An apparent difference in the time series of vagally and non-vagally mediated HRV dynamics is their degree of smoothness, or conversely, their degree of fragmentation. Vagal tone modulation changes the heart rate in a progressive way. For example, with RSA, heart rate gradually increases and decreases with inspiration and expiration, respectively. When the coupling between heart rate and respiration is not as apparent, but the changes in heart rate are still driven by vagal tone modulation, the changes in heart rate are also gradual. In contrast, non-vagally mediated, short-term heart rate variability has a distinct dynamical signature, namely more frequent changes in heart rate acceleration sign (illustrated in FIGS. 1A-1D). In the “extreme” case of sinus alternans, the sign of heart rate acceleration changes every beat. See Binkley, P. F., Eaton, G. M., Nunziata, E., Khot, U., and Cody, R. J. (1995). Heart rate alternans. Ann Intern Med 122, 115-117 (herein “Binkely 1995”); Friedman, B. (1956). Alternation of cycle length in pulsus alternans. Am Heart J 51, 701-712. (herein “Friedman 1956”); Geiger, A. and Goerner, J. (1945). Premature beats of sinus origin: electrocardiographic demonstration of a clinical case. Am Heart J 30, 284-291 (herein “Geiger 1945”); Lewis, T. (1920). The mechanism and graphic registration of the heart beat (PB Hoeber) (herein “Lewis 1920”). The presence of these abnormal variants of sinus rhythm limits the utility of traditional HRV analysis, since an increase in the overall amount of short-term variability can no longer be solely attributed to enhanced vagal tone modulation.
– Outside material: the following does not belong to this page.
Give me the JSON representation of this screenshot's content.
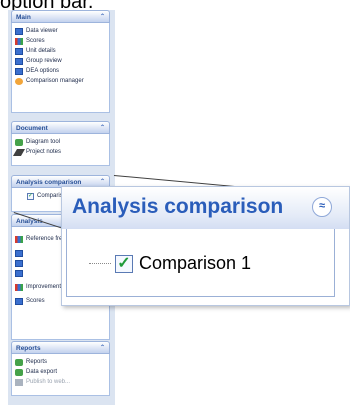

Domitrovich et al. 2002 and Stein 2002 coined the term “erratic sinus rhythm” to refer to prominent but apparently random variations in sinus cadence not attributable to vagal tone modulation and proposed a semi-quantitative approach to help identify them. See Domitrovich, P. P. and Stein, P. K. (2002). A new method to detect erratic sinus rhythm in RR-interval files generated from Holter recordings. Comput Cardiol 26, 665-668 (herein “Domitrovich 2002”); Stein, P. K. (2002). Heart rate variability is confounded by the presence of erratic sinus rhythm. Comput Cardiol 26, 669-672, (herein “Stein 2002”); Stein, P. K., Domitrovich, P. P., Hui, N., Rautaharju, P., and Gottdiener, J. (2005). Sometimes higher heart rate variability is not better heart rate variability: results of graphical and nonlinear analyses. J Cardiovasc Electrophysiol 16, 954-959 (herein “Stein 2005”); Stein, P. K., Le, Q., and Domitrovich, P. P. (2008). Development of more erratic heart rate patterns is associated with mortality post-myocardial infarction. J Electrocardiol 41, 110-115 (herein “Stein 2008”). However, despite their association with increased cardiovascular risk and sick sinus syndrome, erratic sinus rhythm, sinus alternans, and their variants, have received scant clinical attention and the underlying mechanisms remain obscure. See Bergfeldt, L. and Haga, Y. (2003). Power spectral and Poincaré plot characteristics in sinus node dysfunction. J Appl Physiol 94, 2217-2224 (herein “Bergfeldt 2003”).


As illustrated in FIGS. 1A-1D, the distinctions between the different classes of sinus arrhythmia may be difficult or impossible to discern from standard ECG recordings. The graphs of the NN interval time series and other representations of the data, such as Poincare plots and Fourier spectra (not shown) may reveal clear differences in the structure of the fluctuations between physiologic and anomalous variability. However, in many cases, the differences are difficult to identify and especially to quantify.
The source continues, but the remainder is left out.